Che vi fosse un metodo lo conferma lo stesso Fragomeni: sfumato il primo affare, infatti, Carraro aveva individuato un altro terreno, di proprietà di Francesco, Saverio e Filippo Fedriga. E anche qui l’ex sindaco svolge il ruolo del mediatore. “Poteva valere circa quaranta euro al metro quadrato. Chiamai Filippo Fedriga e poiché avevo saputo che si erano accordati per un prezzo di 32 euro gli suggerii di chiedere quaranta e poi di girare otto/dieci euro al metro quadrato a noi, ovvero a me, Zamengo e Pajaro”, confessa. “Questa volta avevo informato sicuramente Pajaro e mi pare anche Zamengo, che i Fedriga erano ben disposti a versarci quel “quid in più” ottenuto dalla vendita… Carraro era il fulcro dell’affare, metteva in contatto tutti gli attori della vicenda”. È il quadro, secondo i pm, di una Tangentopoli diffusa, quasi alla luce del sole, che ha come beneficiari non i partiti, ma i singoli amministratori.

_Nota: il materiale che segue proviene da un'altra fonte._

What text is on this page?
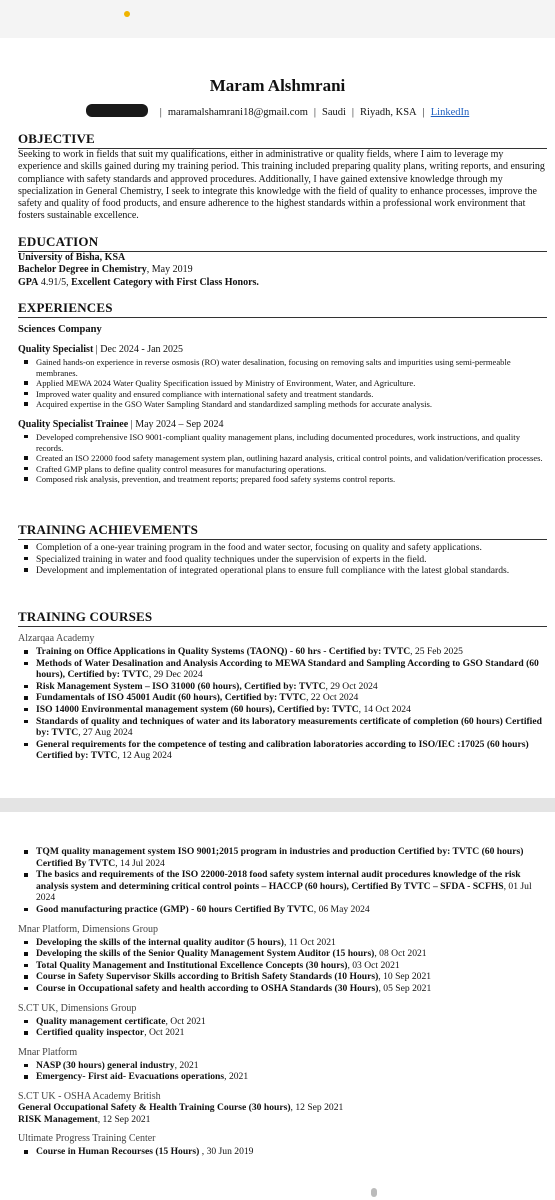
Maram Alshmrani
| maramalshamrani18@gmail.com | Saudi | Riyadh, KSA | LinkedIn
OBJECTIVE

Seeking to work in fields that suit my qualifications, either in administrative or quality fields, where I aim to leverage my experience and skills gained during my training period. This training included preparing quality plans, writing reports, and ensuring compliance with safety standards and approved procedures. Additionally, I have gained extensive knowledge through my specialization in General Chemistry, I seek to integrate this knowledge with the field of quality to enhance processes, improve the safety and quality of food products, and ensure adherence to the highest standards within a professional work environment that fosters sustainable excellence.

EDUCATION

University of Bisha, KSA

Bachelor Degree in Chemistry, May 2019

GPA 4.91/5, Excellent Category with First Class Honors.

EXPERIENCES
Sciences Company
Quality Specialist | Dec 2024 - Jan 2025
Gained hands-on experience in reverse osmosis (RO) water desalination, focusing on removing salts and impurities using semi-permeable membranes.
Applied MEWA 2024 Water Quality Specification issued by Ministry of Environment, Water, and Agriculture.
Improved water quality and ensured compliance with international safety and treatment standards.
Acquired expertise in the GSO Water Sampling Standard and standardized sampling methods for accurate analysis.
Quality Specialist Trainee | May 2024 – Sep 2024
Developed comprehensive ISO 9001-compliant quality management plans, including documented procedures, work instructions, and quality records.
Created an ISO 22000 food safety management system plan, outlining hazard analysis, critical control points, and validation/verification processes.
Crafted GMP plans to define quality control measures for manufacturing operations.
Composed risk analysis, prevention, and treatment reports; prepared food safety systems control reports.
TRAINING ACHIEVEMENTS
Completion of a one-year training program in the food and water sector, focusing on quality and safety applications.
Specialized training in water and food quality techniques under the supervision of experts in the field.
Development and implementation of integrated operational plans to ensure full compliance with the latest global standards.
TRAINING COURSES
Alzarqaa Academy
Training on Office Applications in Quality Systems (TAONQ) - 60 hrs - Certified by: TVTC, 25 Feb 2025
Methods of Water Desalination and Analysis According to MEWA Standard and Sampling According to GSO Standard (60 hours), Certified by: TVTC, 29 Dec 2024
Risk Management System – ISO 31000 (60 hours), Certified by: TVTC, 29 Oct 2024
Fundamentals of ISO 45001 Audit (60 hours), Certified by: TVTC, 22 Oct 2024
ISO 14000 Environmental management system (60 hours), Certified by: TVTC, 14 Oct 2024
Standards of quality and techniques of water and its laboratory measurements certificate of completion (60 hours) Certified by: TVTC, 27 Aug 2024
General requirements for the competence of testing and calibration laboratories according to ISO/IEC :17025 (60 hours) Certified by: TVTC, 12 Aug 2024
TQM quality management system ISO 9001;2015 program in industries and production Certified by: TVTC (60 hours) Certified By TVTC, 14 Jul 2024
The basics and requirements of the ISO 22000-2018 food safety system internal audit procedures knowledge of the risk analysis system and determining critical control points – HACCP (60 hours), Certified By TVTC – SFDA - SCFHS, 01 Jul 2024
Good manufacturing practice (GMP) - 60 hours Certified By TVTC, 06 May 2024
Mnar Platform, Dimensions Group
Developing the skills of the internal quality auditor (5 hours), 11 Oct 2021
Developing the skills of the Senior Quality Management System Auditor (15 hours), 08 Oct 2021
Total Quality Management and Institutional Excellence Concepts (30 hours), 03 Oct 2021
Course in Safety Supervisor Skills according to British Safety Standards (10 Hours), 10 Sep 2021
Course in Occupational safety and health according to OSHA Standards (30 Hours), 05 Sep 2021
S.CT UK, Dimensions Group
Quality management certificate, Oct 2021
Certified quality inspector, Oct 2021
Mnar Platform
NASP (30 hours) general industry, 2021
Emergency- First aid- Evacuations operations, 2021
S.CT UK - OSHA Academy British
General Occupational Safety & Health Training Course (30 hours), 12 Sep 2021
RISK Management, 12 Sep 2021
Ultimate Progress Training Center
Course in Human Recourses (15 Hours) , 30 Jun 2019
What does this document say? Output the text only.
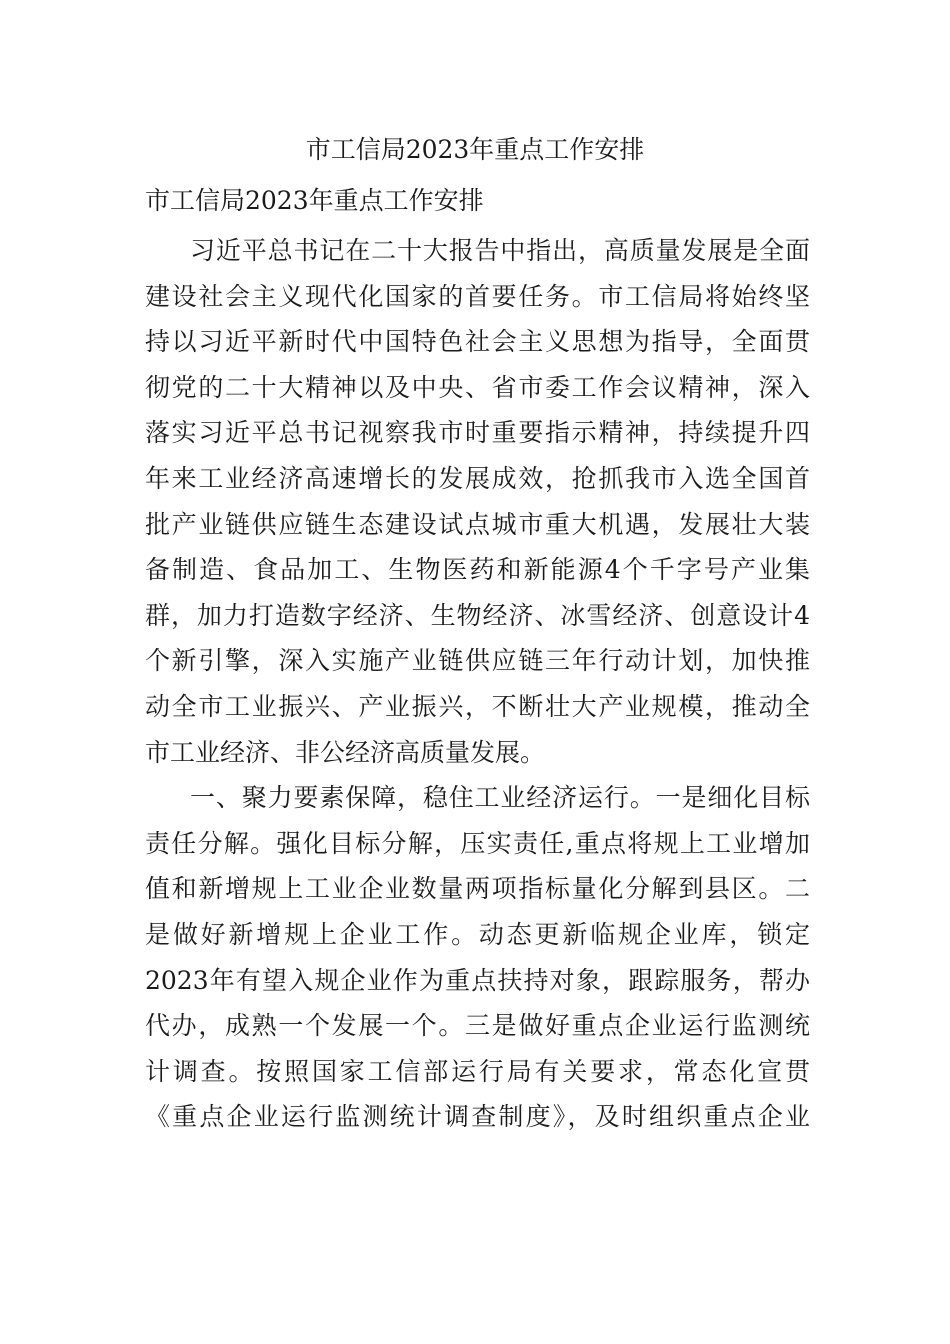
市工信局2023年重点工作安排
市工信局2023年重点工作安排
习近平总书记在二十大报告中指出，高质量发展是全面
建设社会主义现代化国家的首要任务。市工信局将始终坚
持以习近平新时代中国特色社会主义思想为指导，全面贯
彻党的二十大精神以及中央、省市委工作会议精神，深入
落实习近平总书记视察我市时重要指示精神，持续提升四
年来工业经济高速增长的发展成效，抢抓我市入选全国首
批产业链供应链生态建设试点城市重大机遇，发展壮大装
备制造、食品加工、生物医药和新能源4个千字号产业集
群，加力打造数字经济、生物经济、冰雪经济、创意设计4
个新引擎，深入实施产业链供应链三年行动计划，加快推
动全市工业振兴、产业振兴，不断壮大产业规模，推动全
市工业经济、非公经济高质量发展。
一、聚力要素保障，稳住工业经济运行。一是细化目标
责任分解。强化目标分解，压实责任,重点将规上工业增加
值和新增规上工业企业数量两项指标量化分解到县区。二
是做好新增规上企业工作。动态更新临规企业库，锁定
2023年有望入规企业作为重点扶持对象，跟踪服务，帮办
代办，成熟一个发展一个。三是做好重点企业运行监测统
计调查。按照国家工信部运行局有关要求，常态化宣贯
《重点企业运行监测统计调查制度》，及时组织重点企业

Lo dimostra anche il verbale di Zamengo (assistito dall’avvocato Luigino Martellato): “Relativamente al fatto che Squarcina dovesse essere riconoscente, Fragomeni me lo disse almeno un paio di volte. Nell’incontro al bar il sindaco iniziò il colloquio con Squarcina affrontando subito la questione economica, tanto da mettermi in imbarazzo… avrei dovuto alzarmi e andarmene via, invece non l’ho fatto e ho sostenuto la sua richiesta…”.